Amino acid-modified nano-magnetite boosts okra [Abelmoschus esculentus (L.) Moench] yield and iron enrichment for improved nutrition.

Nano-Fe forms could serve as novel fertilizers that can enhance Fe bioavailability. In this study, we synthesized magnetite nanoparticles and complexed nano-FeO with glycine, aspartic acid, and arginine. After synthesis, the amino acid-functionalized Fe-nanoparticles (nFeO-Gly, nFeO-Asp, and nFeO-Arg) were sprayed (75 and 150 mg L) on okra [Abelmoschus esculentus (L.) Moench] plants, and changes in growth, biochemical traits, and their role in agronomic biofortification were investigated during a field experiment using Randomized Complete Block Design (RCBD).
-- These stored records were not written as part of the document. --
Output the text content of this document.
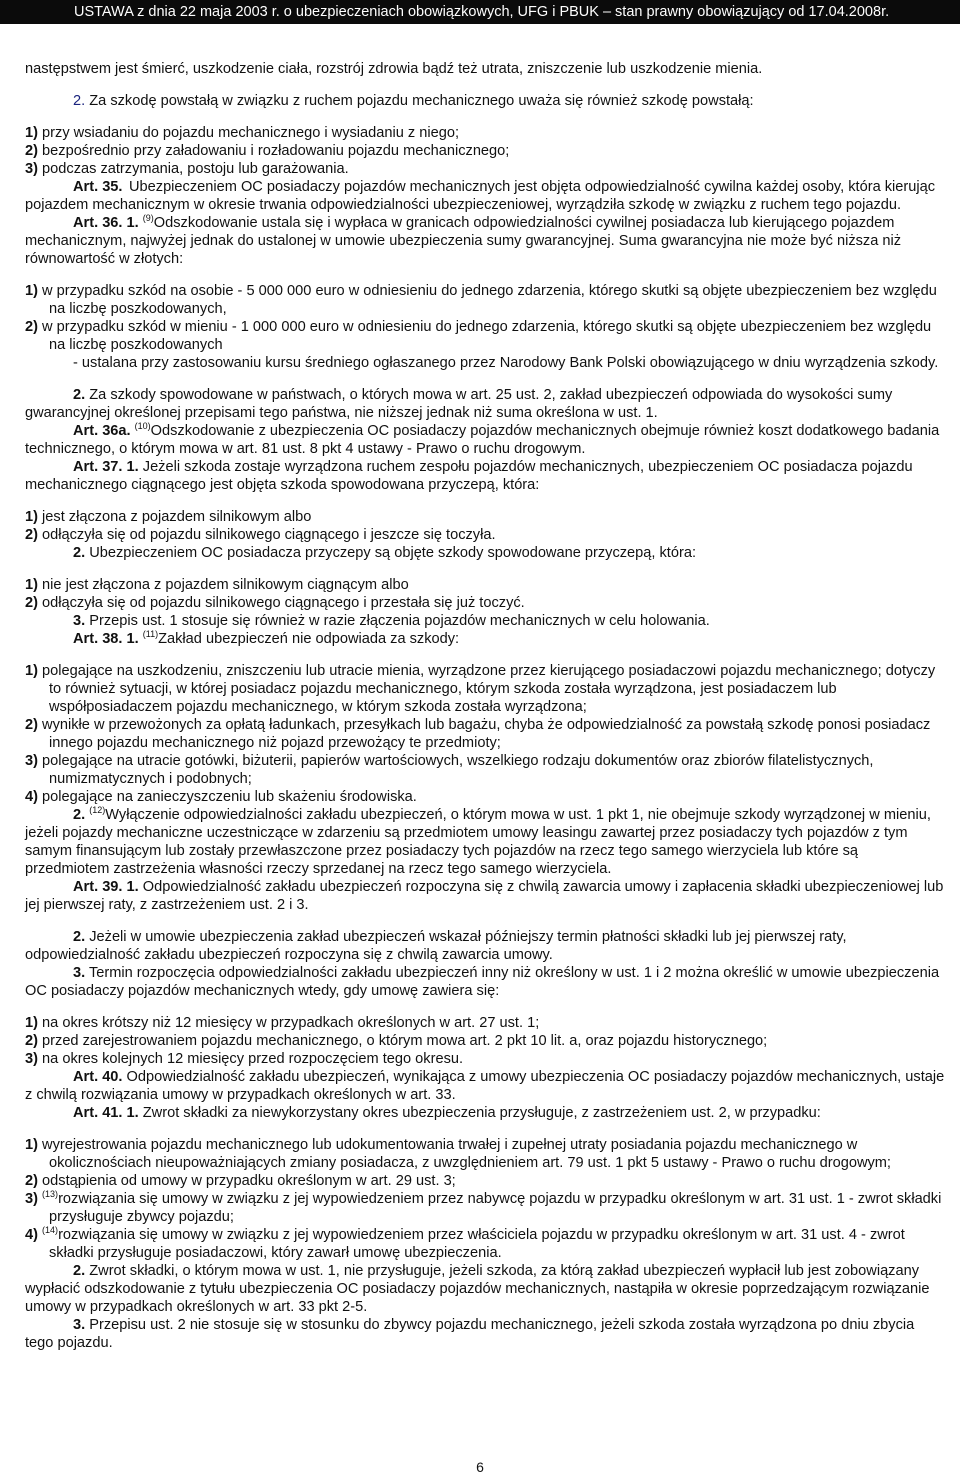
USTAWA z dnia 22 maja 2003 r. o ubezpieczeniach obowiązkowych, UFG i PBUK – stan prawny obowiązujący od 17.04.2008r.

następstwem jest śmierć, uszkodzenie ciała, rozstrój zdrowia bądź też utrata, zniszczenie lub uszkodzenie mienia.

2. Za szkodę powstałą w związku z ruchem pojazdu mechanicznego uważa się również szkodę powstałą:

1) przy wsiadaniu do pojazdu mechanicznego i wysiadaniu z niego;

2) bezpośrednio przy załadowaniu i rozładowaniu pojazdu mechanicznego;

3) podczas zatrzymania, postoju lub garażowania.

Art. 35. Ubezpieczeniem OC posiadaczy pojazdów mechanicznych jest objęta odpowiedzialność cywilna każdej osoby, która kierując pojazdem mechanicznym w okresie trwania odpowiedzialności ubezpieczeniowej, wyrządziła szkodę w związku z ruchem tego pojazdu.

Art. 36. 1. $^{(9)}$Odszkodowanie ustala się i wypłaca w granicach odpowiedzialności cywilnej posiadacza lub kierującego pojazdem mechanicznym, najwyżej jednak do ustalonej w umowie ubezpieczenia sumy gwarancyjnej. Suma gwarancyjna nie może być niższa niż równowartość w złotych:

1) w przypadku szkód na osobie - 5 000 000 euro w odniesieniu do jednego zdarzenia, którego skutki są objęte ubezpieczeniem bez względu na liczbę poszkodowanych,

2) w przypadku szkód w mieniu - 1 000 000 euro w odniesieniu do jednego zdarzenia, którego skutki są objęte ubezpieczeniem bez względu na liczbę poszkodowanych

- ustalana przy zastosowaniu kursu średniego ogłaszanego przez Narodowy Bank Polski obowiązującego w dniu wyrządzenia szkody.

2. Za szkody spowodowane w państwach, o których mowa w art. 25 ust. 2, zakład ubezpieczeń odpowiada do wysokości sumy gwarancyjnej określonej przepisami tego państwa, nie niższej jednak niż suma określona w ust. 1.

Art. 36a. $^{(10)}$Odszkodowanie z ubezpieczenia OC posiadaczy pojazdów mechanicznych obejmuje również koszt dodatkowego badania technicznego, o którym mowa w art. 81 ust. 8 pkt 4 ustawy - Prawo o ruchu drogowym.

Art. 37. 1. Jeżeli szkoda zostaje wyrządzona ruchem zespołu pojazdów mechanicznych, ubezpieczeniem OC posiadacza pojazdu mechanicznego ciągnącego jest objęta szkoda spowodowana przyczepą, która:

1) jest złączona z pojazdem silnikowym albo

2) odłączyła się od pojazdu silnikowego ciągnącego i jeszcze się toczyła.

2. Ubezpieczeniem OC posiadacza przyczepy są objęte szkody spowodowane przyczepą, która:

1) nie jest złączona z pojazdem silnikowym ciągnącym albo

2) odłączyła się od pojazdu silnikowego ciągnącego i przestała się już toczyć.

3. Przepis ust. 1 stosuje się również w razie złączenia pojazdów mechanicznych w celu holowania.

Art. 38. 1. $^{(11)}$Zakład ubezpieczeń nie odpowiada za szkody:

1) polegające na uszkodzeniu, zniszczeniu lub utracie mienia, wyrządzone przez kierującego posiadaczowi pojazdu mechanicznego; dotyczy to również sytuacji, w której posiadacz pojazdu mechanicznego, którym szkoda została wyrządzona, jest posiadaczem lub współposiadaczem pojazdu mechanicznego, w którym szkoda została wyrządzona;

2) wynikłe w przewożonych za opłatą ładunkach, przesyłkach lub bagażu, chyba że odpowiedzialność za powstałą szkodę ponosi posiadacz innego pojazdu mechanicznego niż pojazd przewożący te przedmioty;

3) polegające na utracie gotówki, biżuterii, papierów wartościowych, wszelkiego rodzaju dokumentów oraz zbiorów filatelistycznych, numizmatycznych i podobnych;

4) polegające na zanieczyszczeniu lub skażeniu środowiska.

2. $^{(12)}$Wyłączenie odpowiedzialności zakładu ubezpieczeń, o którym mowa w ust. 1 pkt 1, nie obejmuje szkody wyrządzonej w mieniu, jeżeli pojazdy mechaniczne uczestniczące w zdarzeniu są przedmiotem umowy leasingu zawartej przez posiadaczy tych pojazdów z tym samym finansującym lub zostały przewłaszczone przez posiadaczy tych pojazdów na rzecz tego samego wierzyciela lub które są przedmiotem zastrzeżenia własności rzeczy sprzedanej na rzecz tego samego wierzyciela.

Art. 39. 1. Odpowiedzialność zakładu ubezpieczeń rozpoczyna się z chwilą zawarcia umowy i zapłacenia składki ubezpieczeniowej lub jej pierwszej raty, z zastrzeżeniem ust. 2 i 3.

2. Jeżeli w umowie ubezpieczenia zakład ubezpieczeń wskazał późniejszy termin płatności składki lub jej pierwszej raty, odpowiedzialność zakładu ubezpieczeń rozpoczyna się z chwilą zawarcia umowy.

3. Termin rozpoczęcia odpowiedzialności zakładu ubezpieczeń inny niż określony w ust. 1 i 2 można określić w umowie ubezpieczenia OC posiadaczy pojazdów mechanicznych wtedy, gdy umowę zawiera się:

1) na okres krótszy niż 12 miesięcy w przypadkach określonych w art. 27 ust. 1;

2) przed zarejestrowaniem pojazdu mechanicznego, o którym mowa art. 2 pkt 10 lit. a, oraz pojazdu historycznego;

3) na okres kolejnych 12 miesięcy przed rozpoczęciem tego okresu.

Art. 40. Odpowiedzialność zakładu ubezpieczeń, wynikająca z umowy ubezpieczenia OC posiadaczy pojazdów mechanicznych, ustaje z chwilą rozwiązania umowy w przypadkach określonych w art. 33.

Art. 41. 1. Zwrot składki za niewykorzystany okres ubezpieczenia przysługuje, z zastrzeżeniem ust. 2, w przypadku:

1) wyrejestrowania pojazdu mechanicznego lub udokumentowania trwałej i zupełnej utraty posiadania pojazdu mechanicznego w okolicznościach nieupoważniających zmiany posiadacza, z uwzględnieniem art. 79 ust. 1 pkt 5 ustawy - Prawo o ruchu drogowym;

2) odstąpienia od umowy w przypadku określonym w art. 29 ust. 3;

3) $^{(13)}$rozwiązania się umowy w związku z jej wypowiedzeniem przez nabywcę pojazdu w przypadku określonym w art. 31 ust. 1 - zwrot składki przysługuje zbywcy pojazdu;

4) $^{(14)}$rozwiązania się umowy w związku z jej wypowiedzeniem przez właściciela pojazdu w przypadku określonym w art. 31 ust. 4 - zwrot składki przysługuje posiadaczowi, który zawarł umowę ubezpieczenia.

2. Zwrot składki, o którym mowa w ust. 1, nie przysługuje, jeżeli szkoda, za którą zakład ubezpieczeń wypłacił lub jest zobowiązany wypłacić odszkodowanie z tytułu ubezpieczenia OC posiadaczy pojazdów mechanicznych, nastąpiła w okresie poprzedzającym rozwiązanie umowy w przypadkach określonych w art. 33 pkt 2-5.

3. Przepisu ust. 2 nie stosuje się w stosunku do zbywcy pojazdu mechanicznego, jeżeli szkoda została wyrządzona po dniu zbycia tego pojazdu.

6
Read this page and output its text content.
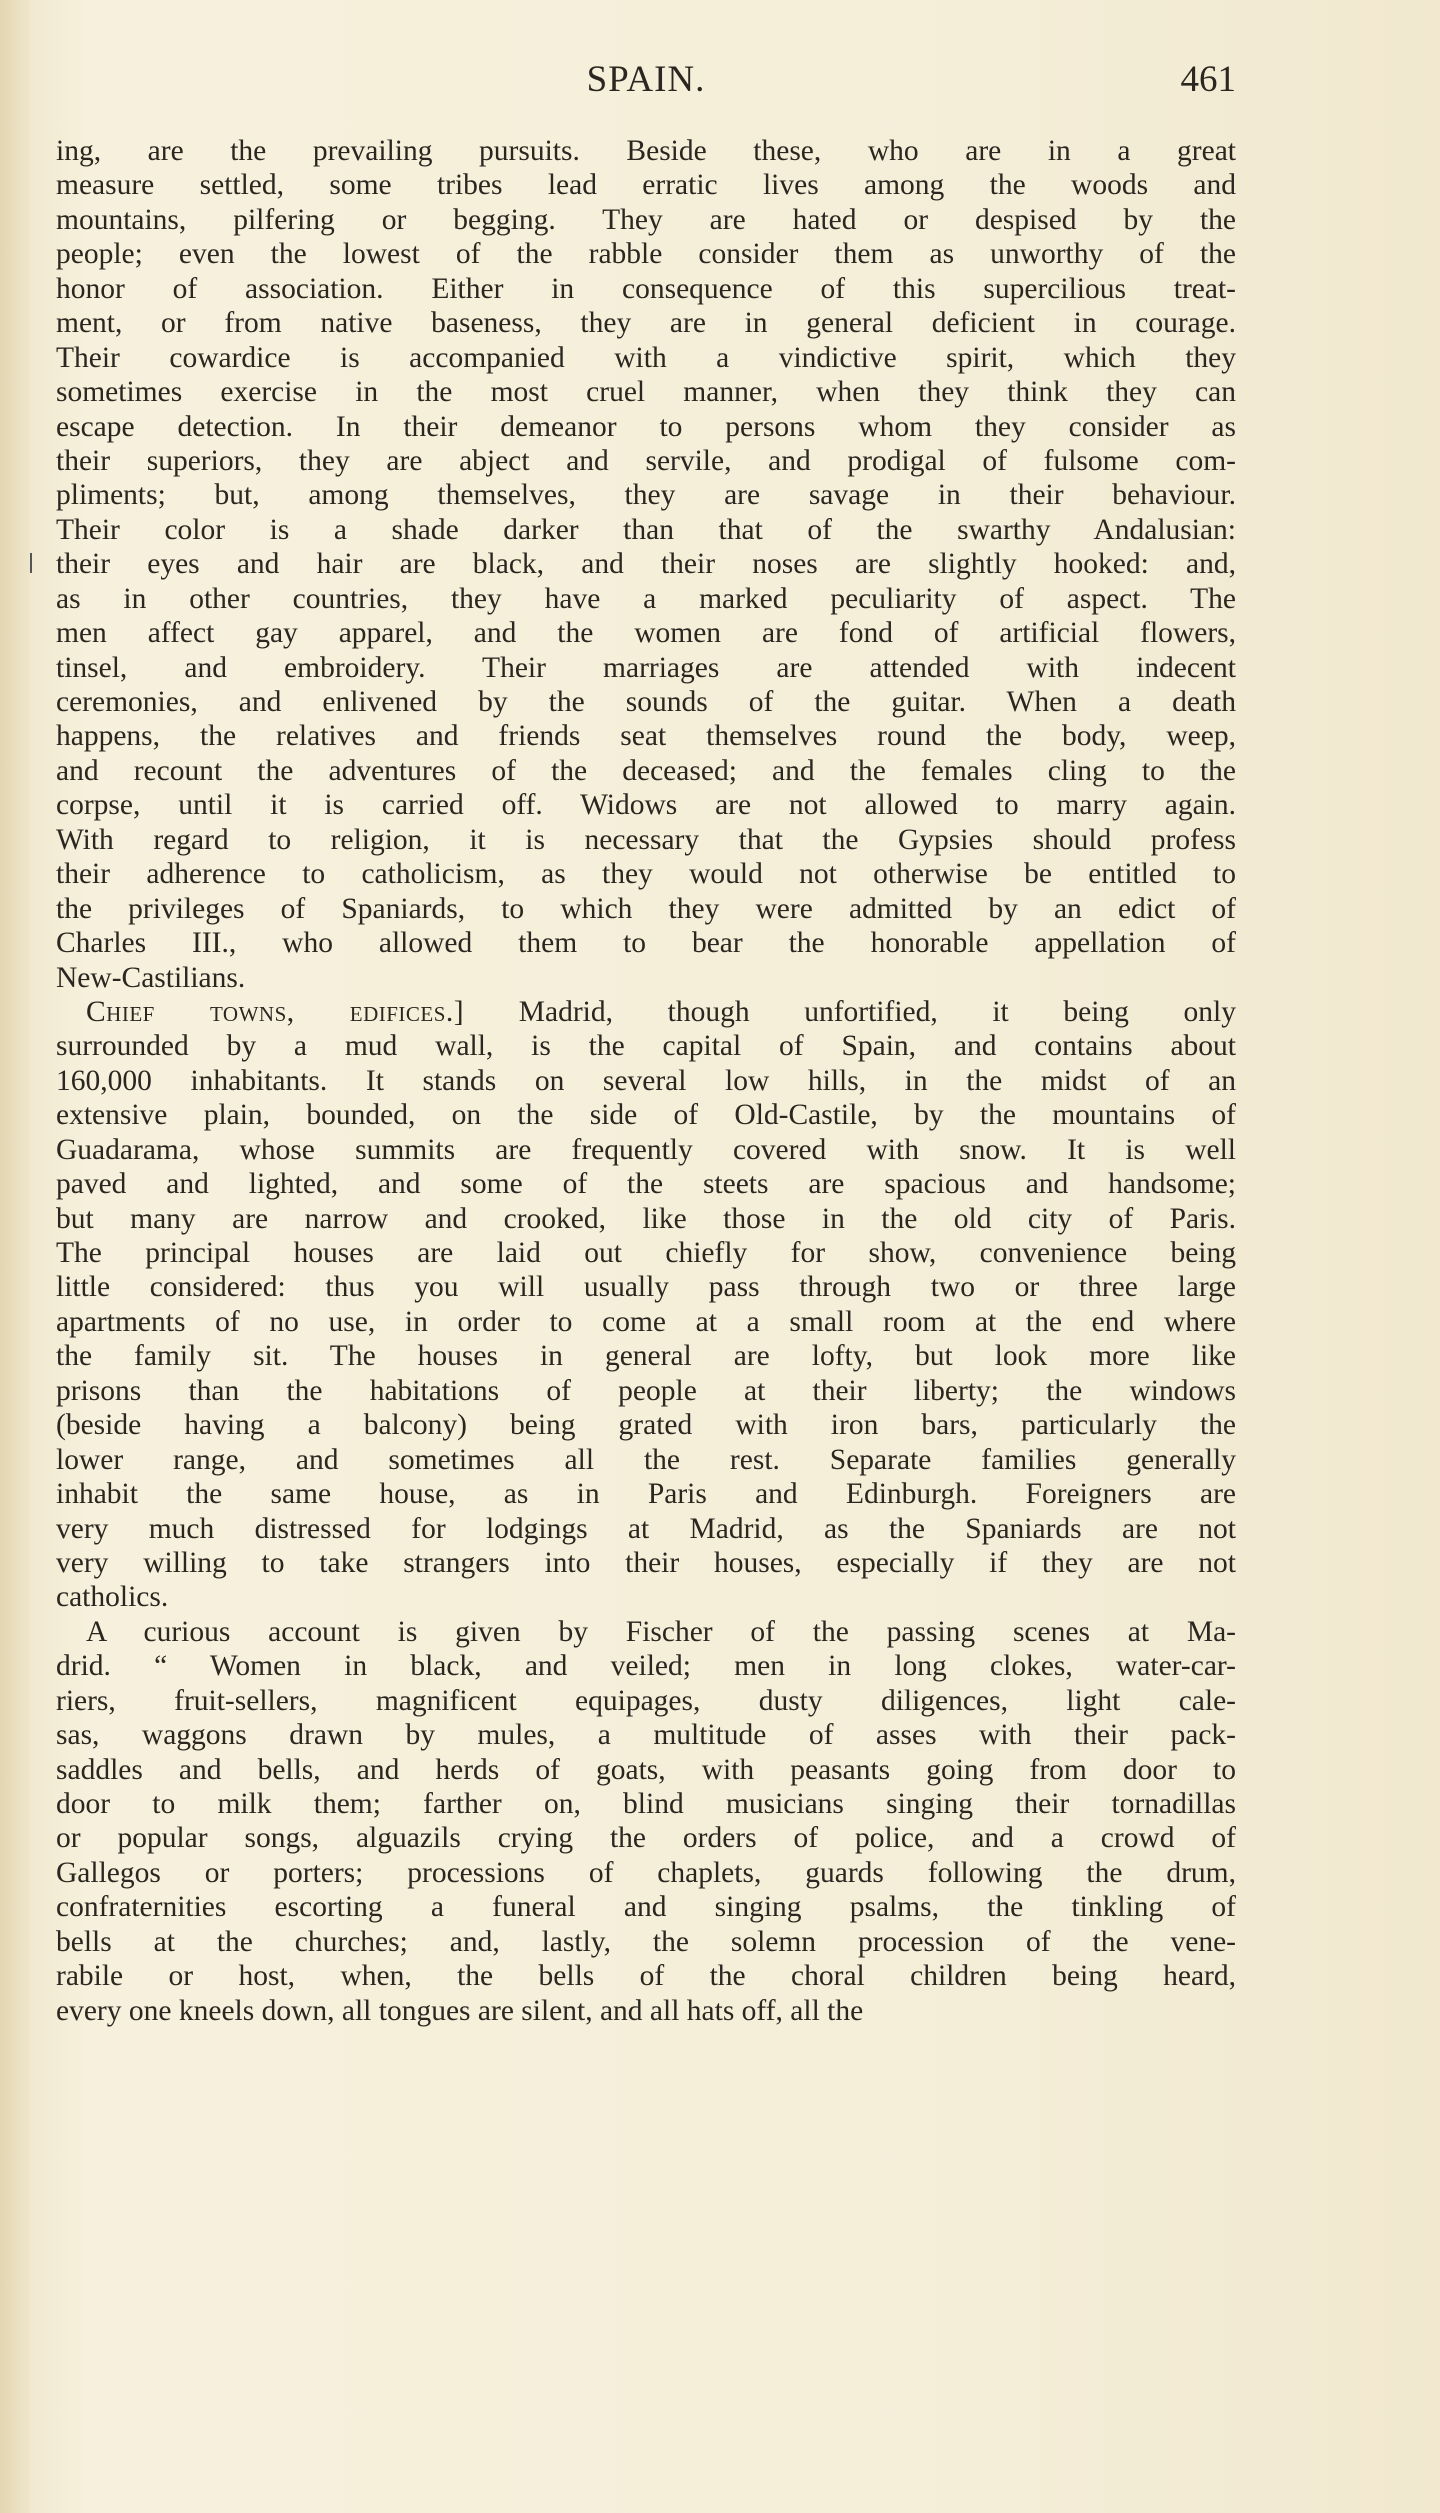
SPAIN.	461
ing, are the prevailing pursuits. Beside these, who are in a great
measure settled, some tribes lead erratic lives among the woods and
mountains, pilfering or begging. They are hated or despised by the
people; even the lowest of the rabble consider them as unworthy of the
honor of association. Either in consequence of this supercilious treat-
ment, or from native baseness, they are in general deficient in courage.
Their cowardice is accompanied with a vindictive spirit, which they
sometimes exercise in the most cruel manner, when they think they can
escape detection. In their demeanor to persons whom they consider as
their superiors, they are abject and servile, and prodigal of fulsome com-
pliments; but, among themselves, they are savage in their behaviour.
Their color is a shade darker than that of the swarthy Andalusian:
their eyes and hair are black, and their noses are slightly hooked: and,
as in other countries, they have a marked peculiarity of aspect. The
men affect gay apparel, and the women are fond of artificial flowers,
tinsel, and embroidery. Their marriages are attended with indecent
ceremonies, and enlivened by the sounds of the guitar. When a death
happens, the relatives and friends seat themselves round the body, weep,
and recount the adventures of the deceased; and the females cling to the
corpse, until it is carried off. Widows are not allowed to marry again.
With regard to religion, it is necessary that the Gypsies should profess
their adherence to catholicism, as they would not otherwise be entitled to
the privileges of Spaniards, to which they were admitted by an edict of
Charles III., who allowed them to bear the honorable appellation of
New-Castilians.
Chief towns, edifices.] Madrid, though unfortified, it being only
surrounded by a mud wall, is the capital of Spain, and contains about
160,000 inhabitants. It stands on several low hills, in the midst of an
extensive plain, bounded, on the side of Old-Castile, by the mountains of
Guadarama, whose summits are frequently covered with snow. It is well
paved and lighted, and some of the steets are spacious and handsome;
but many are narrow and crooked, like those in the old city of Paris.
The principal houses are laid out chiefly for show, convenience being
little considered: thus you will usually pass through two or three large
apartments of no use, in order to come at a small room at the end where
the family sit. The houses in general are lofty, but look more like
prisons than the habitations of people at their liberty; the windows
(beside having a balcony) being grated with iron bars, particularly the
lower range, and sometimes all the rest. Separate families generally
inhabit the same house, as in Paris and Edinburgh. Foreigners are
very much distressed for lodgings at Madrid, as the Spaniards are not
very willing to take strangers into their houses, especially if they are not
catholics.
A curious account is given by Fischer of the passing scenes at Ma-
drid. “ Women in black, and veiled; men in long clokes, water-car-
riers, fruit-sellers, magnificent equipages, dusty diligences, light cale-
sas, waggons drawn by mules, a multitude of asses with their pack-
saddles and bells, and herds of goats, with peasants going from door to
door to milk them; farther on, blind musicians singing their tornadillas
or popular songs, alguazils crying the orders of police, and a crowd of
Gallegos or porters; processions of chaplets, guards following the drum,
confraternities escorting a funeral and singing psalms, the tinkling of
bells at the churches; and, lastly, the solemn procession of the vene-
rabile or host, when, the bells of the choral children being heard,
every one kneels down, all tongues are silent, and all hats off, all the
It was found that foliar application of these nanoparticles significantly enhanced okra biomass, and the most effective was nFeO-Gly at 75 mg/L, which enhanced shoot dry weight (+ 70.1%), number of leaves (+ 30.2%), leaf area (+ 48.3%), and number of branches (+ 55.6%) compared to the control. Moreover, foliar treatments positively influenced soluble proteins (up to 1.8 mg/g FW; + 44.4% than control) and free amino acids (up to 1.52 mg/g DW; + 57.8%). Most importantly, Fe concentrations in leaves and okra fruits substantially increased, indicating prominent Fe biofortification. After all, three harvests, okra fruits exhibited up to 0.71 mg/g DW (+ 50.7% than control). Overall, nFeO-Arg was the most effective for Fe biofortification of okra fruits at a concentration of 75 mg/L. In contrast, the yield per plant was enhanced by both nFeO-Arg and nFeO-Asp. In summary, this study demonstrated the potential of amino acid-functionalized Fe nanoparticles in improving growth and Fe bioavailability in okra, offering a promising avenue for addressing Fe deficiency in crops.